Ever since Kissinger branded Bangladesh a basket case, development aid and its practitioners have flocked here as it became a testing ground for fine-tuning development models and practices.
Bangladesh is now among the fastest growing economies, thanks to its thriving businesses and many trade agreements. However, it faces multiple challenges on the road to transitioning to a lower middle-income country, including no longer having LDC benefits. First off, it has a poor record of attracting FDIs, has highly concentrated exports and suffers weak competitiveness because of corruption and poor physical and social infrastructure.
For example, there are no policies or acts for establishing social enterprises, but enterprises in Bangladesh are growing at both social and commercial scales which need governance and policy support. We also need to remember that our greatest resource is our human resource and with increasing tensions/conflicts around the world, more of our remittance earning workers will be returning home. We will need to absorb them into our economic space and we can do so by expanding home businesses and enterprises. Furthermore, to harness their full potential they will need to develop their skills beyond academic institutions.
The challenge at this point, is not having the know-how but policies that propagates knowledge transfer and the fostering of local businesses—we could look at how high performing countries have done it.
So what is knowledge transfer? It is the transfer of tangible and intellectual property, expertise, learning and skills between academia, non-academic community, practitioners and experts in both tacit and explicit ways. It used a concept in business management for the continued growth of businesses. However, for government and investors it could give an important return on investment, one that provides significant boost to enhance economic growth and societal wellbeing. Sustainability, which is now key to development all throughout the world can be ensured through knowledge transfer.
If we look to our neighbours, the post-independence policies made by Nehru and his administration was that of knowledge transfer by ensuring that businesses can grow and expand elsewhere, but that knowledge, capacity and network, is passed on to the next generation of Indians. The Non-Alignment Movement (NAM) is notable in increasing the interest of FDIs in India—a tacit means for nations to follow their own interest without disturbing another, in-tune with the domestic requirement of democracy and socialism, so that even opposing superpowers could work with India without finding conflicts of interest. Aid, for example, was welcome from any region; be it USSR or USA, Germany or Japan. On the other hand, foreign trade and investment were encouraged but regularised with terms and conditions of investment and employment. Thus, when Honda came to India, it came with an exit plan, which was the building of India's own manufacturing capacity, hence emerged Hero Honda. Currently India's “Make-in-India” campaign is a continuation of this drive to locally built domestic industries through knowledge transfer from well-established giants in businesses.

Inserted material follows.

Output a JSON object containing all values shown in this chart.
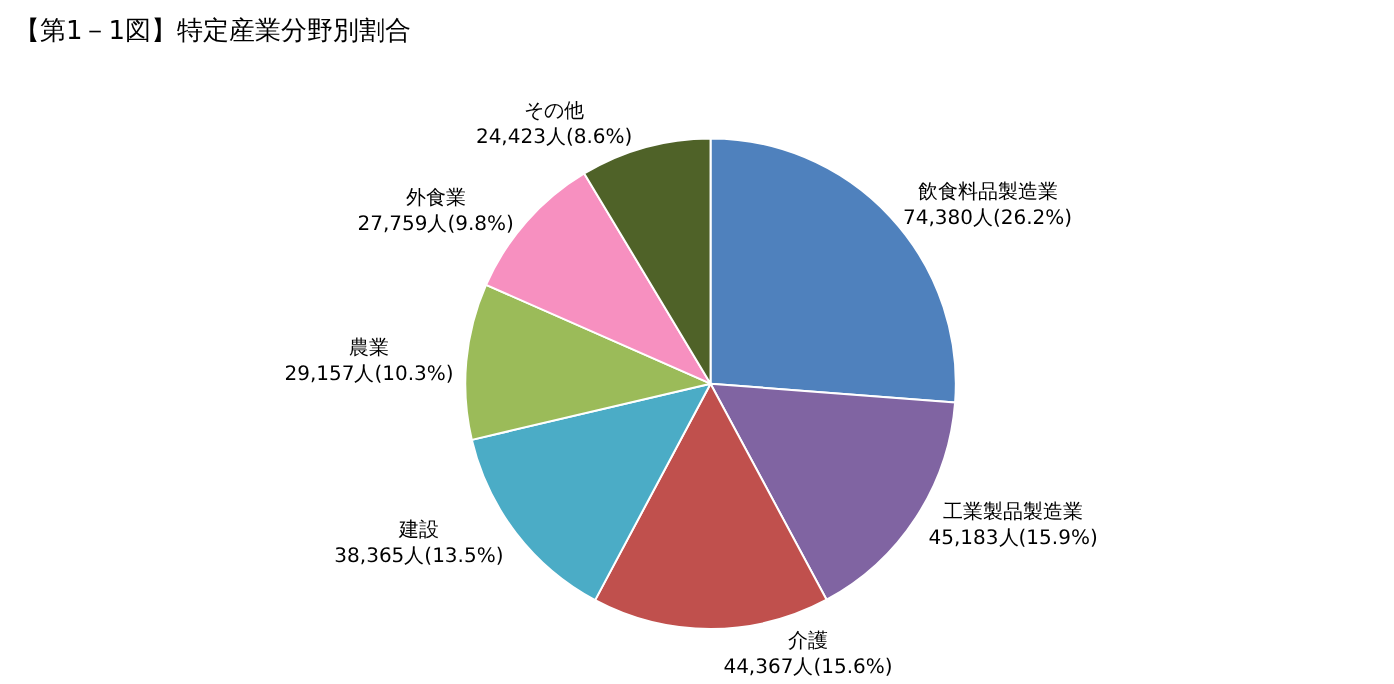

Knowledge transfer is not just about communication, it seeks to organise, create, capture or distribute knowledge and ensure its availability for future users. In an increasingly global locality of practitioners, innovation and ICT, the transfer of policies from one country or region to another in a short span of time has become feasible at a large scale. There has been a lot of attention in the field of public administration for policy transfer and institutional transplantation. This is where we can make our experience as a nation more meaningful especially where our foreign trade and relations are concerned.
Our unique ability to build resilience in climate vulnerable regions, our crisis management of the refugee influx are aspects that so many countries can learn from. However, because we do not have any policies in place when it comes to these issues, so much of the knowledge that we generate do not get passed on. Which is why we continually need to hire experts from abroad at high costs, also in case of managing our major industries and development projects.
We may not have had policies in the past but there is no reason not to implement them today as that would be in our own best interest. This will also help us develop local capacities, especially from neighbouring countries. There is much to be gained from such collaboration. It is thus extremely important at this stage of our graduation from LDC that the knowledge we have be documented, nurtured and capitalised on, as there are many things that other countries can learn from us and vice-versa.
Sharmin Ahmed is a development practitioner with a focus on private sector development and market systems development.